Если вести отсчет от таких уровней, то сокращение популяции было катастрофическим. К 1568 году, менее чем через полвека после того, как Кортес положил начало эпидемиологическим и прочим обменам между индейскими и европейскими популяциями, население Центральной Мексики сократилось до примерно 3 млн человек, то есть примерно до десятой части от того, что имелось на момент высадки Кортеса[252]. Сокращение населения продолжалось еще пятьдесят лет, хотя и не такими быстрыми темпами. Низшей точки примерно в 1,6 млн человек численность населения Мексики достигла к 1620 году. Восстановление определенно не наступало еще тридцать лет и оставалось очень медленным до XVIII века.
Столь же радикальное уничтожение прежде существовавших индейских обществ имело место и в других частях американского континента, продолжившись до самого XX века. Катастрофу можно ожидать всякий раз, когда какое-либо прежде далекое и изолированное племя вступает в контакт с внешним миром и сталкивается с рядом разрушительных и деморализующих эпидемий. Насколько безжалостным и, похоже, неодолимым может быть подобный процесс, продемонстрирует один сравнительно недавний наглядный сюжет{34}. В 1903 году южноамериканское индейское племя каяпо приняло к себе некоего миссионера — одного-единственного священника, который прилагал все усилия, чтобы оградить свою паству от грехов и опасностей цивилизации. Когда он прибыл, племя насчитывало 6–8 тысяч здоровых людей, но к 1918 году выжило всего пятьсот человек. К 1927 году были живы только 27 человек, а в 1950 году существовало лишь два или три человека, происходивших из каяпо, а само племя полностью исчезло — и все это несмотря на лучшие побуждения и намеренные попытки оградить индейцев от болезней, а также других рисков внешних контактов[253].
В избытке присутствуют и другие примеры стремительных и непоправимых бедствий.

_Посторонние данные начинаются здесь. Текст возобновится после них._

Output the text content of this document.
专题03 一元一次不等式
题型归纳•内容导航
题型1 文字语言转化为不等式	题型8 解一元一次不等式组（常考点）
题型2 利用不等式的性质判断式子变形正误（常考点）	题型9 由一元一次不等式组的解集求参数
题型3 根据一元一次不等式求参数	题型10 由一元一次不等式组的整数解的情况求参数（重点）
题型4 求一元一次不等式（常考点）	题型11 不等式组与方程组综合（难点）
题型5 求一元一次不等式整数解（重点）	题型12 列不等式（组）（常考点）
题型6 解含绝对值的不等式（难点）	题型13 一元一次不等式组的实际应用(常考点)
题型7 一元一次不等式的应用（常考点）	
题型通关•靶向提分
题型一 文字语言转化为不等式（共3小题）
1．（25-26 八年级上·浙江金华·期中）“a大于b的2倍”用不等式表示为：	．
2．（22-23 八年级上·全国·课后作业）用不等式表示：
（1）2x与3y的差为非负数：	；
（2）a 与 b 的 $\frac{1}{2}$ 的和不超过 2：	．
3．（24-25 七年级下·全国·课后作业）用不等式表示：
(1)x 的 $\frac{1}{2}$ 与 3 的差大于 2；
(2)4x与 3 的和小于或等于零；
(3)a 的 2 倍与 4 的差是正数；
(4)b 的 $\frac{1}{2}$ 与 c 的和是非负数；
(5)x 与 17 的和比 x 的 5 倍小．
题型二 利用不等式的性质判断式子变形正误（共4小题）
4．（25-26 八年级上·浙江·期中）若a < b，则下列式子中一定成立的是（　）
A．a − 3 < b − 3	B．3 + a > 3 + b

Например, открытие Аляскинской автострады (AlCan) в 1942–1943 годах подвергло одно из удаленных индейских обществ Аляски кори, краснухе, дизентерии, коклюшу, паротиту, тонзиллитам, менингитам и катаральной желтухе всего за один год! Правда, благодаря воздушному сообщению с современными больницами от них умерло лишь 7 из 130 человек. Чуть более столетия до этого, в 1837 году, племя манданов из Высоких равнин оказалось запертым в двух обороняемых лагерях своими неприятелями из индейцев сиу, когда разразилась эпидемия.
В результате всего за несколько недель численность майданов сократилась примерно с двух тысяч до каких-то 3040 выживших, которые были тут же взяты в плен противником, в результате чего племя манданов прекратило свое существование[254].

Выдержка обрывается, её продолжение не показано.